19 Haziran 2017 Pazartesi

ve de - içimde

Akmış gitmiş günlerim. Ben, isterdim ki,
o, benimle aynı sevinçleri hissetsin, aynı şarkıları dinleyip benimle coşsun, gecenin karanlığına beraber girelim, ben onun çehresini hissedeyim, o da benim çehremi, beni. Aynı dünyayı paylaşalım. Ben hep verdim. O miniminnacık verebildi, ve o miniminnacığı da çok görerek, "bak minniminnacık sevgi veriyorum" diyerek.

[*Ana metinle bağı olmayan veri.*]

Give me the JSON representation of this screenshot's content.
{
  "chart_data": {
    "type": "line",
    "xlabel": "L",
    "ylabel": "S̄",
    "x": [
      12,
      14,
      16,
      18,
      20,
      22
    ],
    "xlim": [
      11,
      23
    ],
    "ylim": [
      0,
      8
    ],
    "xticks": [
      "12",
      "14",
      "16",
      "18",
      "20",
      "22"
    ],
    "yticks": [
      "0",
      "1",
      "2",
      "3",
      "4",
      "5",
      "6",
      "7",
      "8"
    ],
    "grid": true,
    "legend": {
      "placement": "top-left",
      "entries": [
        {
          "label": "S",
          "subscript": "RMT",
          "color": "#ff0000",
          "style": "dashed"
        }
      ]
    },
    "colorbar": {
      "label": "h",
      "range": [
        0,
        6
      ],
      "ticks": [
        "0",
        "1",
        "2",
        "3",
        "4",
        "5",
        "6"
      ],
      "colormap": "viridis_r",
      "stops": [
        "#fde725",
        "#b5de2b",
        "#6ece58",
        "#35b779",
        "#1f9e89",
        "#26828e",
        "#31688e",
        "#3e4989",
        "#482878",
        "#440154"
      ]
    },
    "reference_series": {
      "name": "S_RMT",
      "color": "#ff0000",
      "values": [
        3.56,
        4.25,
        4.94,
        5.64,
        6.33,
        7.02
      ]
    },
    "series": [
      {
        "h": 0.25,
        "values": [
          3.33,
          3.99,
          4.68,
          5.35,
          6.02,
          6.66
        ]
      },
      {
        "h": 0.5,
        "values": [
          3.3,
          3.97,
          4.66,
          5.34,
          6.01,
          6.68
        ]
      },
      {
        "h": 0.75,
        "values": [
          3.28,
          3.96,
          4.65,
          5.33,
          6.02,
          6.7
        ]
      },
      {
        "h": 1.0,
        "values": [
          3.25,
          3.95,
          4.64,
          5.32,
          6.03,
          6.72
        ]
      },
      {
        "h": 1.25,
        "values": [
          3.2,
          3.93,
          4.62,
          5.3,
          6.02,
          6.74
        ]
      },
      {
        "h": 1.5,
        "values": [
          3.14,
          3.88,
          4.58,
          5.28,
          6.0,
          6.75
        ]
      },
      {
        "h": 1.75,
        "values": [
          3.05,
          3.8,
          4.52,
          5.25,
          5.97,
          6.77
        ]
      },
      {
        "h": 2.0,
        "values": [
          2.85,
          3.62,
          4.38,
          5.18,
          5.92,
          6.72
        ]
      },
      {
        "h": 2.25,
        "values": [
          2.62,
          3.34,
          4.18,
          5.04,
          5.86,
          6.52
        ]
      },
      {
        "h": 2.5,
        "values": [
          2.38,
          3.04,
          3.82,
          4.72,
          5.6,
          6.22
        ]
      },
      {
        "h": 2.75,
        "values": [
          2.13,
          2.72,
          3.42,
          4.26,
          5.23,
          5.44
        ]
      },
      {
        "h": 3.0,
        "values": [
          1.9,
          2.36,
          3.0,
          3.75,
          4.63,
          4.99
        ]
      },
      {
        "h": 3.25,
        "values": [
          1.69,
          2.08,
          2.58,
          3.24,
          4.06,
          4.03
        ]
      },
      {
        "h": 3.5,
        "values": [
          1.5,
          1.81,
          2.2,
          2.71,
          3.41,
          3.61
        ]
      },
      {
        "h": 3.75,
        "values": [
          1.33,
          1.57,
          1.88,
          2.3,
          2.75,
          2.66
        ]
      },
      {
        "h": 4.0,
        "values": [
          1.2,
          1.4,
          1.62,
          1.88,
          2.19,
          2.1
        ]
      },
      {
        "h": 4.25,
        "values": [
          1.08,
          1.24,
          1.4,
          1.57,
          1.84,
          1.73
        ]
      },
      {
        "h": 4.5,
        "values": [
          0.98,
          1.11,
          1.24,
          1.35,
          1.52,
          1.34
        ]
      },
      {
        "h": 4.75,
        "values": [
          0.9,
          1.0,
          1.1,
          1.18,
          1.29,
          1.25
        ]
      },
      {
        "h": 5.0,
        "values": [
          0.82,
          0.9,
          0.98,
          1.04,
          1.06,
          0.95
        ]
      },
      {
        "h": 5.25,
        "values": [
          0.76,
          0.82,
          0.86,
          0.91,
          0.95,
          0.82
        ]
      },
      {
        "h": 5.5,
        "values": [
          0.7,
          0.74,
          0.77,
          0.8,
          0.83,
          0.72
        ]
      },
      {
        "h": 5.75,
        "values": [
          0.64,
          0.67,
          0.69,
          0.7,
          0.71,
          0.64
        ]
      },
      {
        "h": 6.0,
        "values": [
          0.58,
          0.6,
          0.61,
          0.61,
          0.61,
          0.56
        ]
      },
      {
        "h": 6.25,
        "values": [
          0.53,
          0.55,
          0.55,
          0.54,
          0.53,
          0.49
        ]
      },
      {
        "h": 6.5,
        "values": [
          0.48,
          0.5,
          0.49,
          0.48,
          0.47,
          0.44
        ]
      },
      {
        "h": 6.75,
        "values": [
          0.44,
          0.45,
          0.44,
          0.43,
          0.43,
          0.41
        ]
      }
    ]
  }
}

Ben istedim ki romantik olsun, huzur olsun. Tek gecem aşkla geçmedi hayatımda. Azarlanarak, her an eleştirilerek, ilk geceden son geceye. Aşktan yana umudumu kaybettim. Demek ki sevilemiyorum. Dışım esmerdir, içim kan. Kimsenin beni sevecek o özelliklerim yok, hani öyle ekzotik gibi olan. Sadece masumluğum var. Benim gibi birçok insan var, sevilmeyen, hiç aşk yaşamamış ve aşk umudu kalmamış, ve de en ufak sevgi kırıntısına razı. Ama ne olduğunu bilmediğim bir umut var, aşkla ilgili değil, sevilebilmek, anlaşılmakla ilgili değil, sonsuzlukta bir umudum var. O umut çok uzakta olduğu halde, o umuda doğru çölde giderken, sanki çiçeklerin arasında gidiyormuşum gibi neşem var, orda kuşlar ötüyor gibi, ama değil, yalnızım, gözlerimi kapatıyorum, bir deniz kızı yamacıma geliyor, ilk defa ağzından sözcükler çıkıyor.

Yaşım bu sefer 33. Saçlarım beyaz, kel, göbekli, kartım, katılıyorum. Bilmediğim bir umudum var. Sevgi dilenemedim, dilenmeyeceğim. Ben kandırıldım, en zayıf yanım ile, sevgi var gibi davranıp beni kendilerine yakınlaştırıyorlardı, bir bebeğe emzik gösterince, onun ağzını açıp yaklaşması gibi, sonra emziği geri çekiyorlardı, ben de yakınlaşmaktan vazgeçtim, zaten hiç emziğim olmamıştı. İsteklerimi kullanarak dalga geçtiler; anlaşılma, hissedilme, bilinme, istenilme, ve hatta özgürlük duygumu kullanarak.

Özgürlük sığmıyor kabına, durduramıyorlar onu, bir ömür sevgisiz yaşamaya razı olamıyor, ya öümü seçiyor, ya da var olmayı, uçmayı, en azından sevilmenin umudunu.

Ve de ben gözlerimi kapatıyorum, sanki biri beni hissediyor gibi, kollarımı açıyorum, çiçeklere dokunuyorum. Umudum var.